Sesampainya di rumah sakit, Rini langsung dibawa ke ruang UGD. Dokter meminta satu orang untuk masuk ke ruangan agar melihat proses pemeriksaan. Sepertinya, dokter tersebut telah melihat beberapa kemungkinan yang terjadi pada pasiennya.

Pak Wijaya sudah berada di ruangan. Bu Risa dan kedua anaknya terlihat panik dan bingung di luar ruangan. Mereka hanya mondar-mandir di depan pintu UGD menunggu dokter dan Pak Wijaya keluar.

Di dalam ruang UGD, dokter memeriksa dengan cepat tubuh Rini yang sudah pucat dan dingin. Sambil melakukan pemeriksaan, dokter tersebut bertanya-tanya pada Pak Wijaya. Terlihat dua orang suster sedang memasang beberapa kabel yang tersambung ke tubuh Rini dan mesin pendeteksi impuls listrik jantung.

Saat alat telah tersambung dengan tubuh Rini, tak ada detak jantung atau tanda-tanda bahwa grafik di monitor naik turun. Grafik tersebut lurus dan mengeluarkan suara melengking yang panjang. Hati Pak Wijaya menolak percaya, tetapi itulah kenyataannya.

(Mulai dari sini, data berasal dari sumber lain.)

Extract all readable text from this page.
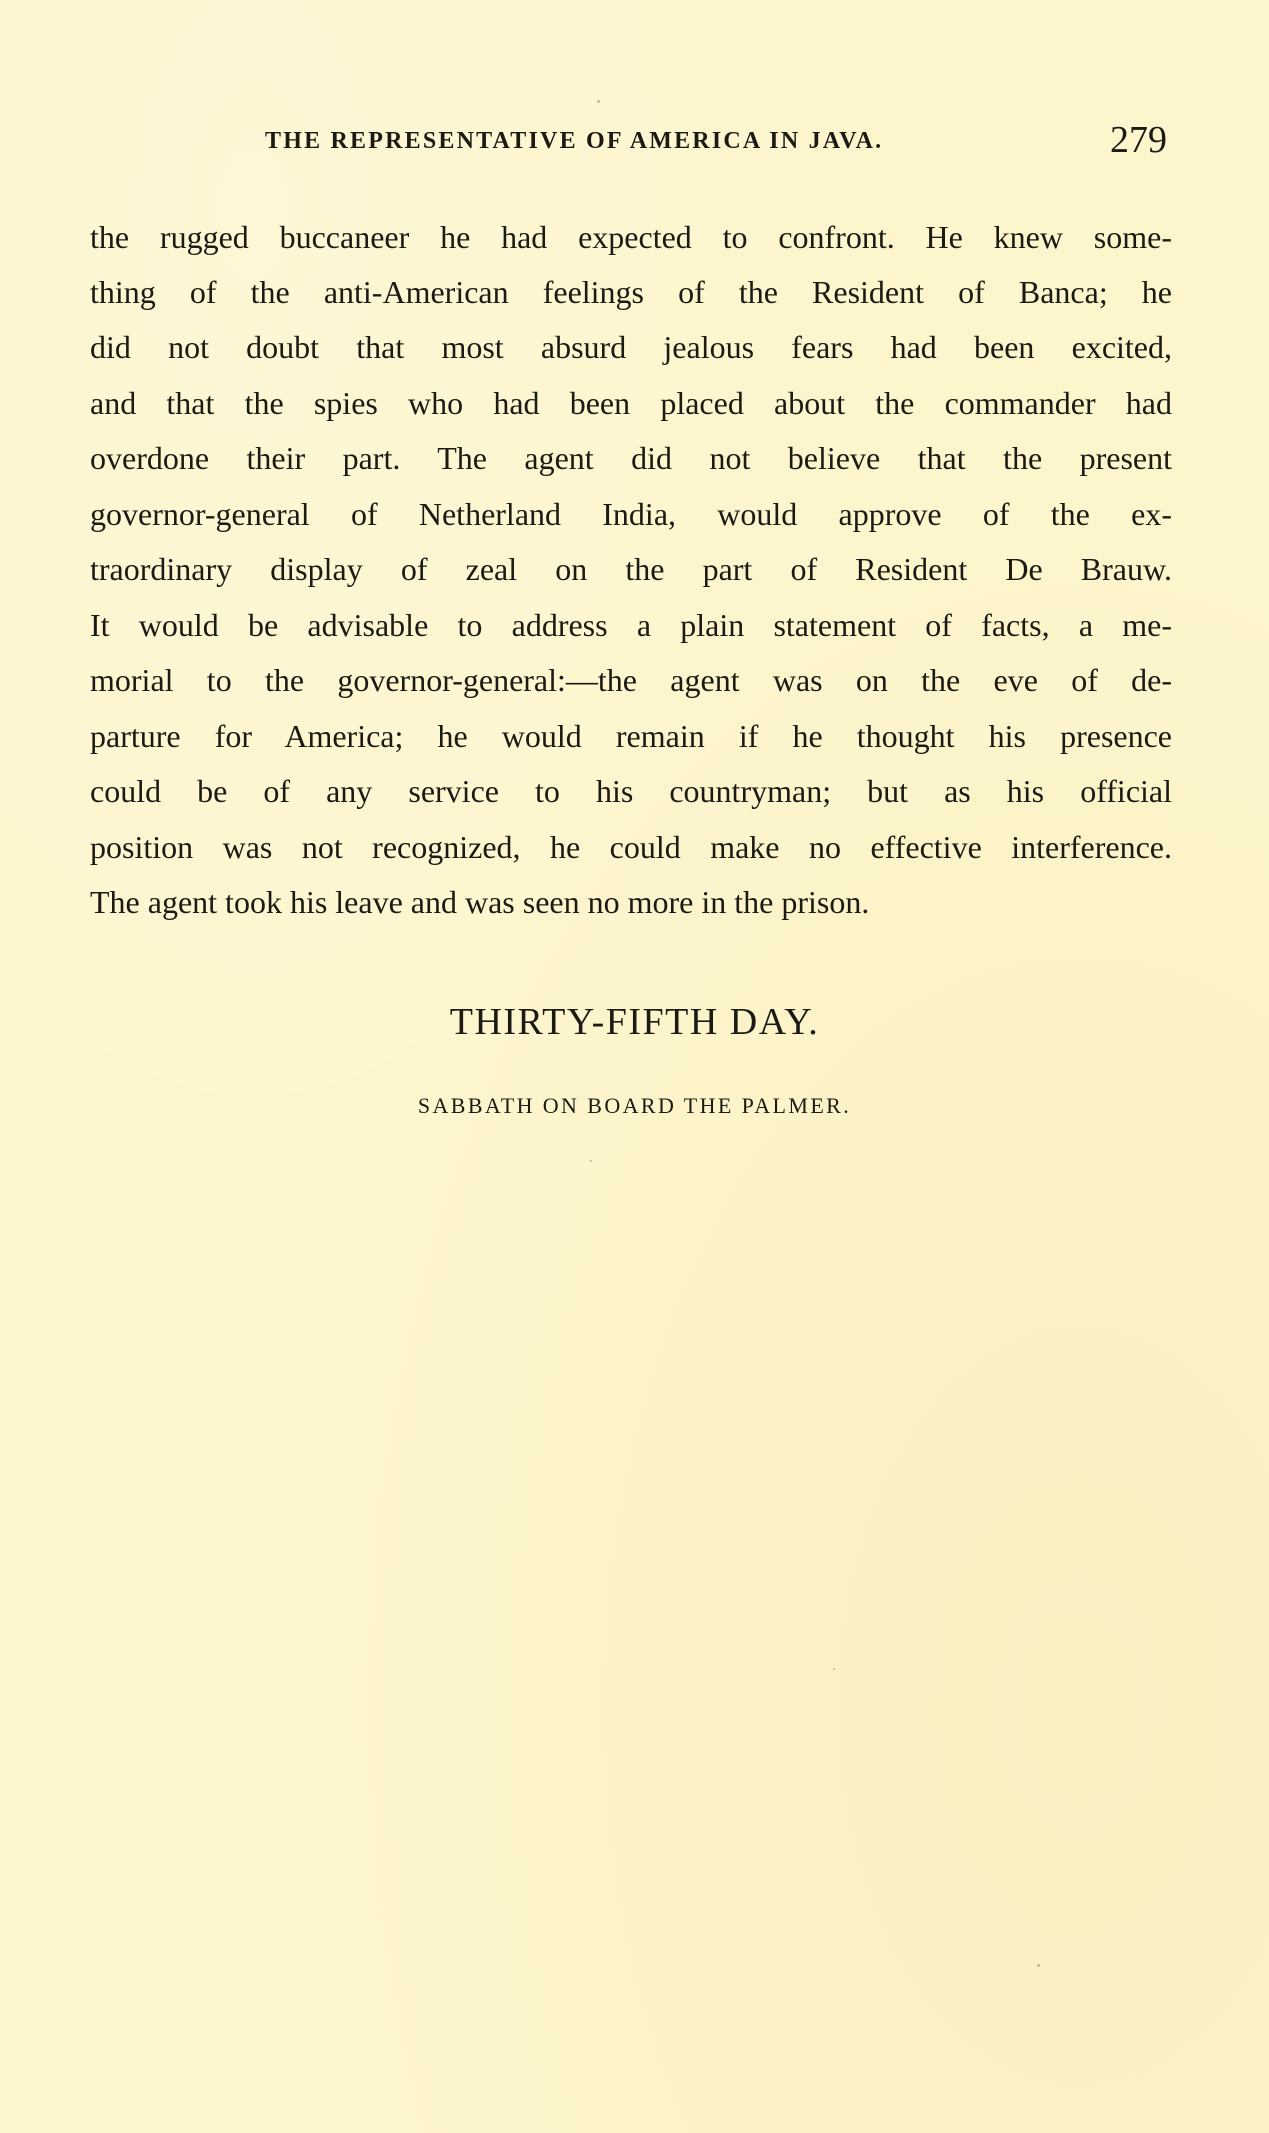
THE REPRESENTATIVE OF AMERICA IN JAVA.	279
the rugged buccaneer he had expected to confront. He knew some-
thing of the anti-American feelings of the Resident of Banca; he
did not doubt that most absurd jealous fears had been excited,
and that the spies who had been placed about the commander had
overdone their part. The agent did not believe that the present
governor-general of Netherland India, would approve of the ex-
traordinary display of zeal on the part of Resident De Brauw.
It would be advisable to address a plain statement of facts, a me-
morial to the governor-general:—the agent was on the eve of de-
parture for America; he would remain if he thought his presence
could be of any service to his countryman; but as his official
position was not recognized, he could make no effective interference.
The agent took his leave and was seen no more in the prison.
THIRTY-FIFTH DAY.
SABBATH ON BOARD THE PALMER.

Dokter bertanya lagi beberapa hal pada Pak Wijaya. Dokter tersebut bertanya perihal riwayat penyakit dan kondisi Rini beberapa hari kebelakang. Pak Wijaya menjawab sepengetahuannya.

"Mohon maaf, Bapak. Putri Bapak telah meninggal dunia. Dilihat dari ciri-cirinya, kemungkinan putri Bapak meninggal sekitar setengah jam yang lalu." Dengan berat hati, dokter tersebut mengucapkan kalimat seperti itu. Dia terlihat ikut berduka.

Pak Wijaya langsung syok. Dia tak tahu harus berbuat apa. Dia hanya menangisi putri tercintanya. Sementara itu, sang dokter keluar untuk memberitahukan keluarga yang menunggu di luar.

Tak berselang lama, Bu Risa, Meira, dan Rian memasuki ruangan seraya menangis dengan rasa tak percaya.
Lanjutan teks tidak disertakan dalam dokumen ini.